There is, in short, no sign of competition dwindling. As a result, all that is left of Sims’s argument is his assertion that in the US, mergers that lift concentration ratios above an essentially arbitrary level are presumed to be unlawful.
However, Sims’s assertion is a gross exaggeration; while important in the 1960s, that presumption has been almost entirely abandoned by the enforcement agencies, just as the ACCC itself, in its successive merger guidelines, has moved away from primarily emphasising market shares.
Nor were they wrong to do so: as Douglas Ginsburg, an eminent antitrust scholar and senior judge of the US Court of Appeals, recently concluded, “no serious defence” is possible of the proposition that market shares “above a particular level justify a legal presumption that a merger is anti-competitive” or that “presuming the illegality of transactions above any particular (market share) threshold is good for consumers”.
Of course, that doesn’t mean our economy is as competitive as it should be. But it is hardly merger policy that holds us back. It is a 19th-century industrial relations system that mandates uniformity and tolerates union-imposed cartels; state governments that instead of encouraging competition in public education and healthcare actively suppress it; and regulations that too often favour incumbents over challengers, while hindering business models based on disruptive technologies.
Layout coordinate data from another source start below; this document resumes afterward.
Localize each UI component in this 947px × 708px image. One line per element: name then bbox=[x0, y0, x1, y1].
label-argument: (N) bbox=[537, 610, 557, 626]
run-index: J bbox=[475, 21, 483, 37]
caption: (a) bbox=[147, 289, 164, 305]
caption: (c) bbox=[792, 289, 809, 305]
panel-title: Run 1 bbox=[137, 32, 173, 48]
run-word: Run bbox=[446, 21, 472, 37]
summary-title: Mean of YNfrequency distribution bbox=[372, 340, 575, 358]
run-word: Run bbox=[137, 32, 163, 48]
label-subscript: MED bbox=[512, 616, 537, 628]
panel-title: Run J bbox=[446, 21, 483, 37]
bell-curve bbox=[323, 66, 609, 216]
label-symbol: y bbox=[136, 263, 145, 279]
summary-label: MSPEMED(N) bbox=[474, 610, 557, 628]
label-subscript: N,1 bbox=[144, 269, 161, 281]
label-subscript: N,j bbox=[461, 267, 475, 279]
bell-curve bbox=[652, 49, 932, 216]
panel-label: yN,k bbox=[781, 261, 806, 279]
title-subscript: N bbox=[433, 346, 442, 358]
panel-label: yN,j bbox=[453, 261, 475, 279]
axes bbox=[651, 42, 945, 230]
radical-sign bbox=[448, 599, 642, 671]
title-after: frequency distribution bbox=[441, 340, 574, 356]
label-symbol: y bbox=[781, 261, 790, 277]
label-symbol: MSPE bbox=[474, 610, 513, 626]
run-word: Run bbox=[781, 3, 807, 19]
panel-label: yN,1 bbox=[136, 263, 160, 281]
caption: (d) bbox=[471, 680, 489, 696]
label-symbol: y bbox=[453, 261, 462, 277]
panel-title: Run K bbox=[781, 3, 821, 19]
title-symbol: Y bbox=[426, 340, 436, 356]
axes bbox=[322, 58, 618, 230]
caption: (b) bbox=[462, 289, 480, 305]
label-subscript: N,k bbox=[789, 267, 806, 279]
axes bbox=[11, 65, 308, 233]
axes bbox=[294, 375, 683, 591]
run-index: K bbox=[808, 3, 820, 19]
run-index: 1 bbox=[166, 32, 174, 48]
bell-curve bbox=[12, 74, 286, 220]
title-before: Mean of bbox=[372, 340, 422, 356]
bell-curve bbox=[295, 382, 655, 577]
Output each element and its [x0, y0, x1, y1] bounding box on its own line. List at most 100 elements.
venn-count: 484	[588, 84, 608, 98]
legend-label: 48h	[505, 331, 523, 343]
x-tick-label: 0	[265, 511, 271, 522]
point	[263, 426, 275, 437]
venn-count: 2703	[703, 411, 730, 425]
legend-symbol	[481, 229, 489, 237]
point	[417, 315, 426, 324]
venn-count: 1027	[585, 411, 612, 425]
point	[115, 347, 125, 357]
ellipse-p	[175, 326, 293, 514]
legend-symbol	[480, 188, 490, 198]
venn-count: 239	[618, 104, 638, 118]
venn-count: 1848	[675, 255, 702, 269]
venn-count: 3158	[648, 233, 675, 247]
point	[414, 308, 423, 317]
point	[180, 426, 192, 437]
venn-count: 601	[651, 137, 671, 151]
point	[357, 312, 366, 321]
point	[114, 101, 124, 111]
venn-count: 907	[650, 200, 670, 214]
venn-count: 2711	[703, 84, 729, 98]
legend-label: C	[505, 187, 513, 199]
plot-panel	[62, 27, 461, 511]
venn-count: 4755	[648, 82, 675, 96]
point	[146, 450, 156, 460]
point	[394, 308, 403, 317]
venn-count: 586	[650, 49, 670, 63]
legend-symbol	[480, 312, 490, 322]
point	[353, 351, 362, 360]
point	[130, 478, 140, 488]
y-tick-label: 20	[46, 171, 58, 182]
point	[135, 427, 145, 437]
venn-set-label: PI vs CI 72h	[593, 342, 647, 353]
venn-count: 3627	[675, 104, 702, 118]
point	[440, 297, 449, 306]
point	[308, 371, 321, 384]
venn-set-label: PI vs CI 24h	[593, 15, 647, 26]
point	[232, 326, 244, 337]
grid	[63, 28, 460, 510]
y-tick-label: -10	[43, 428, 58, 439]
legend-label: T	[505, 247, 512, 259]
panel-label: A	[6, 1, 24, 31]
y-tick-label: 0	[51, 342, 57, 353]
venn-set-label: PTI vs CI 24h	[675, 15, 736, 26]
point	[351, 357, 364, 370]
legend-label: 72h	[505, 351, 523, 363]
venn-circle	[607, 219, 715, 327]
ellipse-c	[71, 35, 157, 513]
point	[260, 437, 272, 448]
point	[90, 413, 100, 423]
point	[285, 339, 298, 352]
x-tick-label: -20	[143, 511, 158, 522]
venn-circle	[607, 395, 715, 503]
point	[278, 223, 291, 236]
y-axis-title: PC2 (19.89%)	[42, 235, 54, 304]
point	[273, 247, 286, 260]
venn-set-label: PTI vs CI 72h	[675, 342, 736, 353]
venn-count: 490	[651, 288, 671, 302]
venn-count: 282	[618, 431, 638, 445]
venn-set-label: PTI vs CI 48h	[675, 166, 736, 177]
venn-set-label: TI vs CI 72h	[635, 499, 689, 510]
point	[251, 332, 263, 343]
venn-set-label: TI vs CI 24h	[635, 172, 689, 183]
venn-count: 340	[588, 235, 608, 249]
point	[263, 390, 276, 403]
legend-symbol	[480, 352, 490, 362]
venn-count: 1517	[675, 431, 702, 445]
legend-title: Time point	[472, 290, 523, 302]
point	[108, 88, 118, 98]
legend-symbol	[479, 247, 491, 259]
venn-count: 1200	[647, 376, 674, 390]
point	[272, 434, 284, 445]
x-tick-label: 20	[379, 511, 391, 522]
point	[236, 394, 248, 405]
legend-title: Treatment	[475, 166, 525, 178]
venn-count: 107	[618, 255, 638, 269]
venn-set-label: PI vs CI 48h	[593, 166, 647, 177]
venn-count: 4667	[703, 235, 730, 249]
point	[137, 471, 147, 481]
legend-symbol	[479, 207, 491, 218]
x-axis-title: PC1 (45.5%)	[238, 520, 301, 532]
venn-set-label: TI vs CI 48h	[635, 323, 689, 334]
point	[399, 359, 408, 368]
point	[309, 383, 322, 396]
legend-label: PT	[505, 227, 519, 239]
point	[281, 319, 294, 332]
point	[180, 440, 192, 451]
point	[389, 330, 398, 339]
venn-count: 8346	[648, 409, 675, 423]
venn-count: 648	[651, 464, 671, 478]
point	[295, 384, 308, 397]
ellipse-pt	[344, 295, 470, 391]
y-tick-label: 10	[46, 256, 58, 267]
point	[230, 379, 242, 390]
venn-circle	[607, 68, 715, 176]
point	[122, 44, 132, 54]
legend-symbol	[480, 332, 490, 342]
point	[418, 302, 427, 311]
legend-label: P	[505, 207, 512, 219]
Tackling those issues is, no doubt, harder than fanning the hostility to big business that is the hallmark of our plague of populism. But Sims has shown more than once that he is willing to speak truth to power, denouncing, for example, the anti-competitive nature of Labor’s National Broadband Network. It is by focusing on the real problems, rather than by tilting at windmills, that he will continue to best serve consumers and the community.